Harry: (Ruft Bodo hinterher) Ach das finde ich ja zum Piepen, das du uns hier heute abend noch mal die Zentralposition der bisherigen Berliner Soliarbeit zu den RZ-Verhafteten zum besten gibst: "Die Erfahrung zeigt doch, das je öffentlicher Sachen verhandelt werden, desto mehr wird über sie phantasiert und spekuliert". Das ist eine wunderbare Aussage. Na, herzlichen Glückwunsch auch. Wer so denkt und das sogar noch gebacken bekommt, sowas auch noch öffentlich zu verbreiten, der soll doch lieber gleich nach Hause gehen ...

Jerzey: Das finde ich jetzt aber unsolidarisch von dir. Ich glaube, dass wir alle froh darüber sein können, dass sich überhaupt Leute dafür finden, mühselige Soliarbeit zu machen, und das Geld dafür zu sammeln. Die haben schon genug damit zu tun, dass auf die Reihe zu bekommen, bei den begrenzten Kapazitäten und den ganzen Widersprüchen. Da kannst du von denen gar nicht verlangen, dass sie sich um viel mehr Sachen noch den Kopf machen.

Harry: Ach jetzt stellst du den wohl noch den Jagdschein aus, was?

Jerzey: Wie bitte?

Harry: Jagdschein ist nur eine andere Umschreibung für Paragraph 21, das heißt im Strafgesetzbuch: verminderte Zurechnungsfähigkeit.
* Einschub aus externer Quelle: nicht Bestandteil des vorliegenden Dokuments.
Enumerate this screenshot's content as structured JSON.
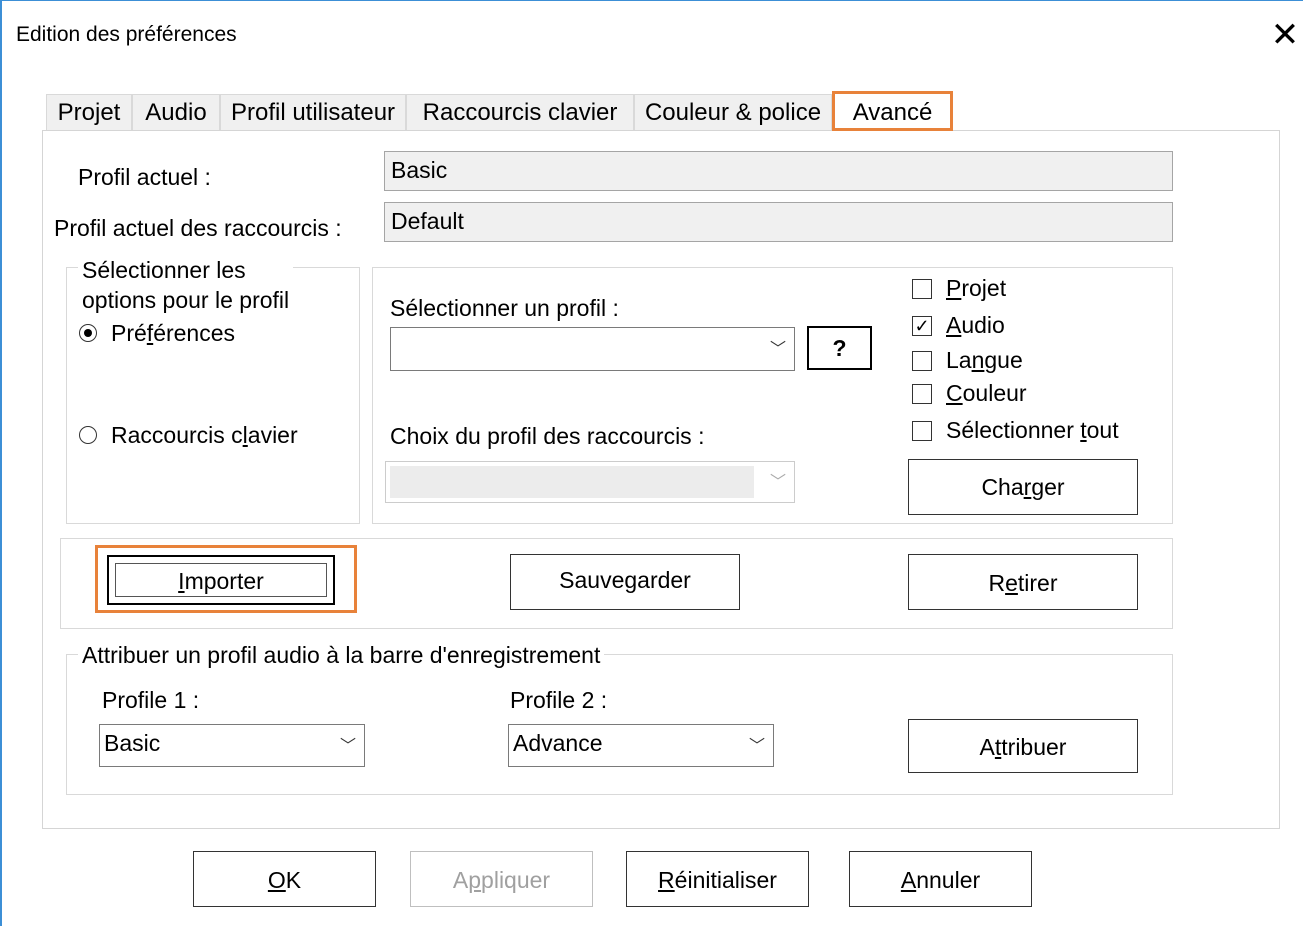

Klar sind wir alle darauf angewiesen, sind, dass es Leute gibt, die sich für so scheinbar banale Sachen wie Geld sammeln und so weiter den Rücken krum machen. Aber das dann mit so' ner Kopf in den Sand-Politik zu betreiben, dass wenn man öffentlich darüber redet, das dann spekulieren und so. So ein Müll, Unfug. Die Verhaftungswelle gegen die fünf Genossen sind durch die Aussagen des Schweines Tarek Mousli zustande gekommen, und nicht dadurch das irgendwelche Leute spekuliert haben. Das ist die Wahrheit und keine andere.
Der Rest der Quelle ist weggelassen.